The preferred large-paper Admiralty issue of Beechey’s famous account, including a description of California.

Details

“One of the most valuable of modern voyages, containing a most interesting visit to Pitcairn Island, the coast of California, etc.” (Sabin)

 

This narrative offers an extensive account of exploration of the Pacific Northwest coast from Alaska to California, including important descriptions of Alaskan Eskimos, Monterey, San Francisco and several Pacific islands, including Hawaii.

In 1825, Frederick William Beechey was given command of HMS Blossom, assigned to sail around Cape Horn to the Bering Strait, where he was to provide support for two expeditions seeking the Northwest Passage–one under the command of William Parry and the other under the command of John Franklin. Neither Parry nor Franklin completed their journey. Franklin’s journey got trapped near Beechey Island, which Beechey himself had named for his father, when serving as a Lieutenant under William Parry, in Parry’s 1819 voyage through the Parry Strait.

In his journey, Beechey explored the west coast of North America extensively, as well as many Pacific Islands. His travelogue discussed his voyages in detail.

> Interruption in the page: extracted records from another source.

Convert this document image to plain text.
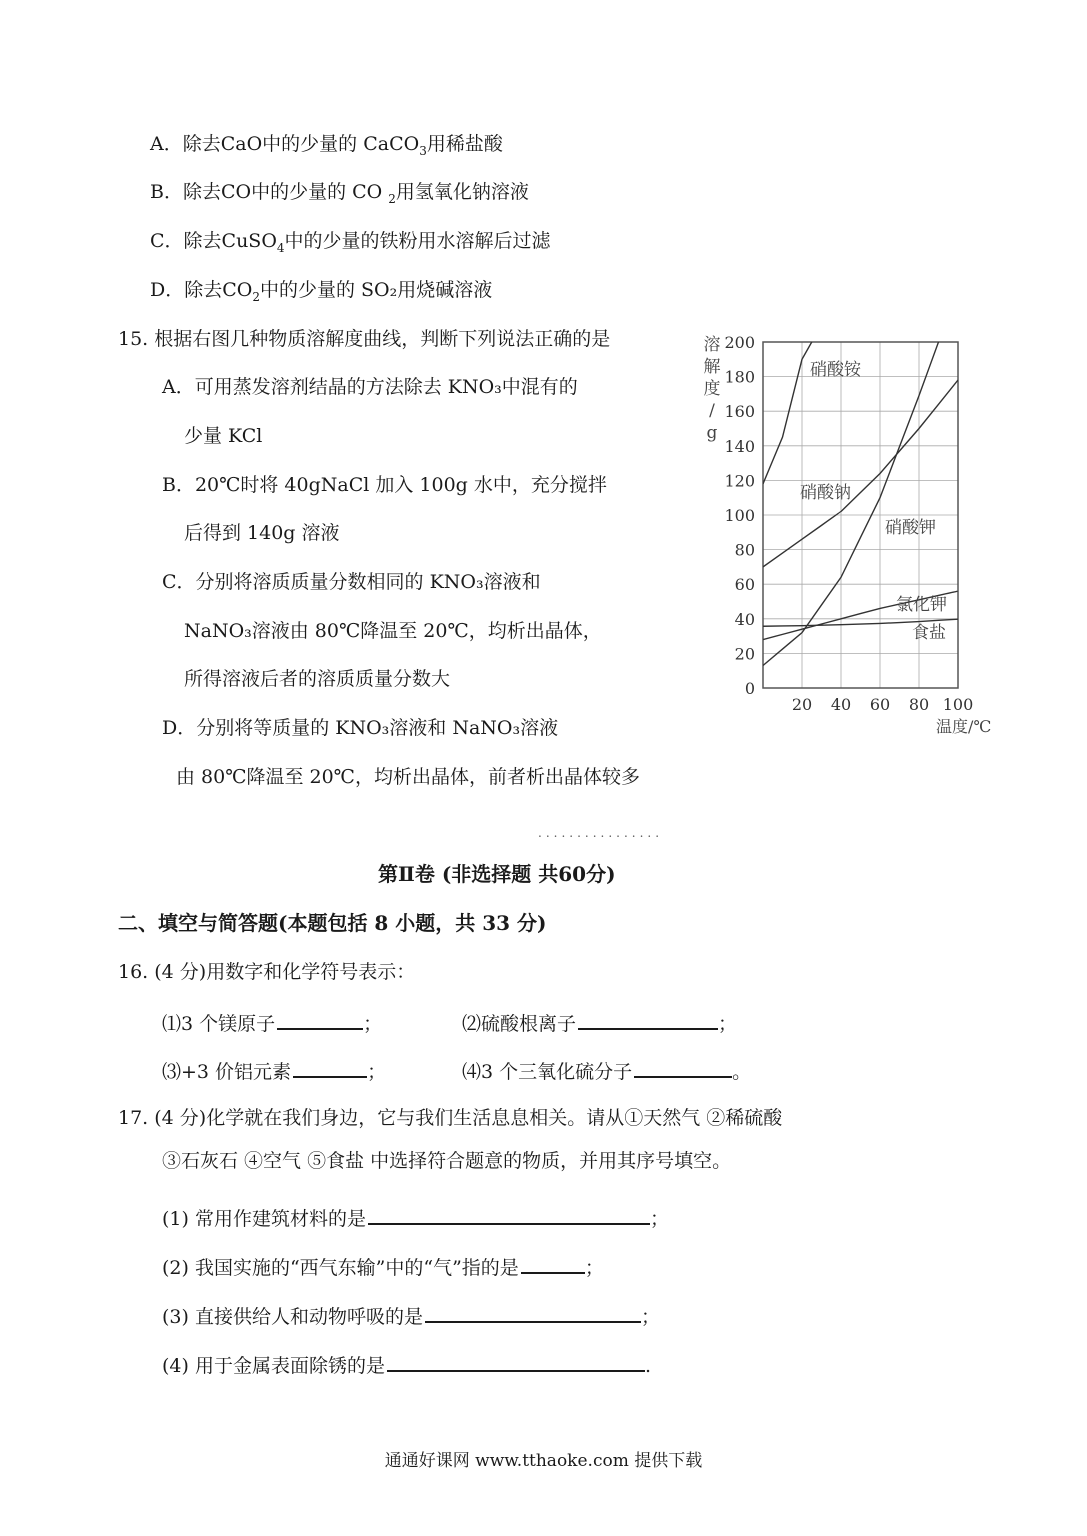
A．除去CaO中的少量的 CaCO$_3$用稀盐酸
B．除去CO中的少量的 CO $_2$用氢氧化钠溶液
C．除去CuSO$_4$中的少量的铁粉用水溶解后过滤
D．除去$CO_2$中的少量的 SO₂用烧碱溶液
15. 根据右图几种物质溶解度曲线，判断下列说法正确的是
A．可用蒸发溶剂结晶的方法除去 KNO₃中混有的
少量 KCl
B．20℃时将 40gNaCl 加入 100g 水中，充分搅拌
后得到 140g 溶液
C．分别将溶质质量分数相同的 KNO₃溶液和
NaNO₃溶液由 80℃降温至 20℃，均析出晶体，
所得溶液后者的溶质质量分数大
D．分别将等质量的 KNO₃溶液和 NaNO₃溶液
由 80℃降温至 20℃，均析出晶体，前者析出晶体较多
0
20
40
60
80
100
120
140
160
180
200
20 40 60 80 100
硝酸铵
硝酸钠
硝酸钾
氯化钾
食盐
溶
解
度
/
g
温度/℃
................
第Ⅱ卷 (非选择题 共60分)
二、填空与简答题(本题包括 8 小题，共 33 分)
16. (4 分)用数字和化学符号表示：
⑴3 个镁原子	；	⑵硫酸根离子	；
⑶+3 价铝元素	；	⑷3 个三氧化硫分子	。
17. (4 分)化学就在我们身边，它与我们生活息息相关。请从①天然气 ②稀硫酸
③石灰石 ④空气 ⑤食盐 中选择符合题意的物质，并用其序号填空。
(1) 常用作建筑材料的是	；
(2) 我国实施的“西气东输”中的“气”指的是	；
(3) 直接供给人和动物呼吸的是	；
(4) 用于金属表面除锈的是	.
通通好课网 www.tthaoke.com 提供下载
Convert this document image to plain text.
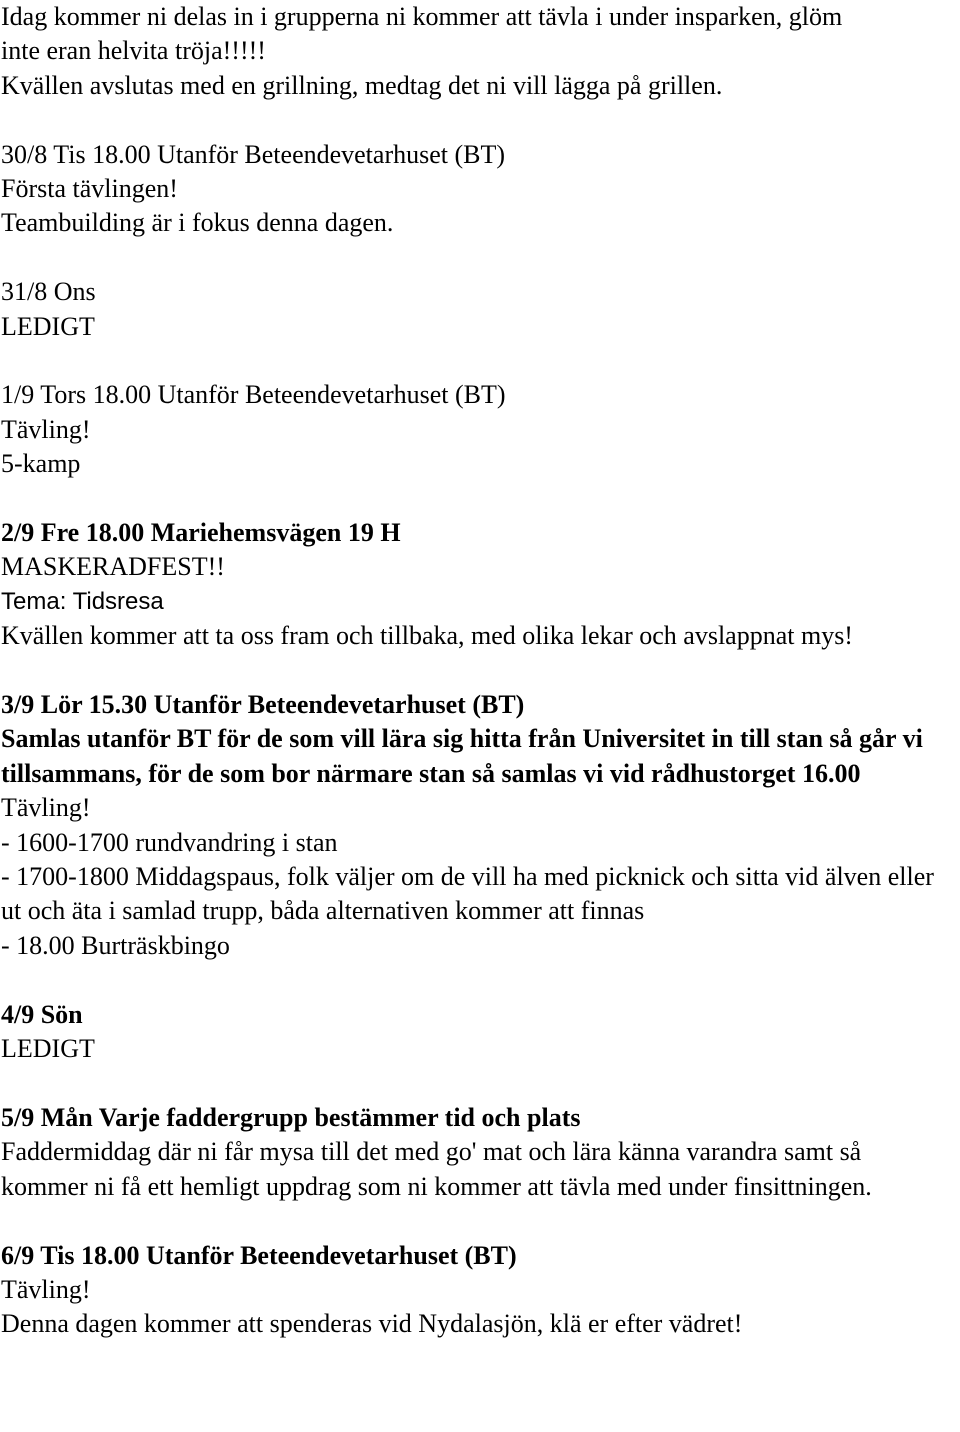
Idag kommer ni delas in i grupperna ni kommer att tävla i under insparken, glöm
inte eran helvita tröja!!!!!
Kvällen avslutas med en grillning, medtag det ni vill lägga på grillen.
30/8 Tis 18.00 Utanför Beteendevetarhuset (BT)
Första tävlingen!
Teambuilding är i fokus denna dagen.
31/8 Ons
LEDIGT
1/9 Tors 18.00 Utanför Beteendevetarhuset (BT)
Tävling!
5-kamp
2/9 Fre 18.00 Mariehemsvägen 19 H
MASKERADFEST!!
Tema: Tidsresa
Kvällen kommer att ta oss fram och tillbaka, med olika lekar och avslappnat mys!
3/9 Lör 15.30 Utanför Beteendevetarhuset (BT)
Samlas utanför BT för de som vill lära sig hitta från Universitet in till stan så går vi tillsammans, för de som bor närmare stan så samlas vi vid rådhustorget 16.00
Tävling!
- 1600-1700 rundvandring i stan
- 1700-1800 Middagspaus, folk väljer om de vill ha med picknick och sitta vid älven eller ut och äta i samlad trupp, båda alternativen kommer att finnas
- 18.00 Burträskbingo
4/9 Sön
LEDIGT
5/9 Mån Varje faddergrupp bestämmer tid och plats
Faddermiddag där ni får mysa till det med go' mat och lära känna varandra samt så kommer ni få ett hemligt uppdrag som ni kommer att tävla med under finsittningen.
6/9 Tis 18.00 Utanför Beteendevetarhuset (BT)
Tävling!
Denna dagen kommer att spenderas vid Nydalasjön, klä er efter vädret!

It includes descriptions of California, including visits to Monterey and two visits to San Francisco, at that time a Mexican possession with two main establishments, the Mission San Francisco de Asis (Mission Dolores), and the Presidio fort near the tip of the peninsula. (The settlement of Yerba Buena, which would become the downtown of today’s San Francisco, would not be established until 1835.)

His travelogue also includes descriptions of the Eskimos he met, as well as his visits to the Tuamotu Archipelago, the Society Islands and Tahiti, Alaska, Hawaii, Macao, Okinawa, and to Pitcairn Island, where he met the last survivor of the mutiny on the HMS Bounty, John Adams, who told Beechey his story, which Beechey recorded.

Provenance: High Latitude, Bainbridge Island; Martin Greene Library (Christie’s Dec. 2017).

Cartographer(s):

Frederick William Beechey

Frederick William Beechey (17 February 1796 – 29 November 1856) was an English naval officer and geographer.

Henry Colburn and Richard Bentley

Condition Description

Two volumes, quarto (27 x 21 cm). 3 maps, 2 of which are folding, and 23 engraved and lithographed plates (foxing as usual, without half-titles or ads). Later blue half morocco, spine gilt in compartments, top edges gilt (spines browned and rubbed, repaired chip to vol. 1).

There were 3 printings of Beechey's Narrative in 1831; this first edition was in 2 quarto volumes was then reprinted in octavo, followed by a "New Edition" which did not reprint all of the scientific notes of the preceding printings.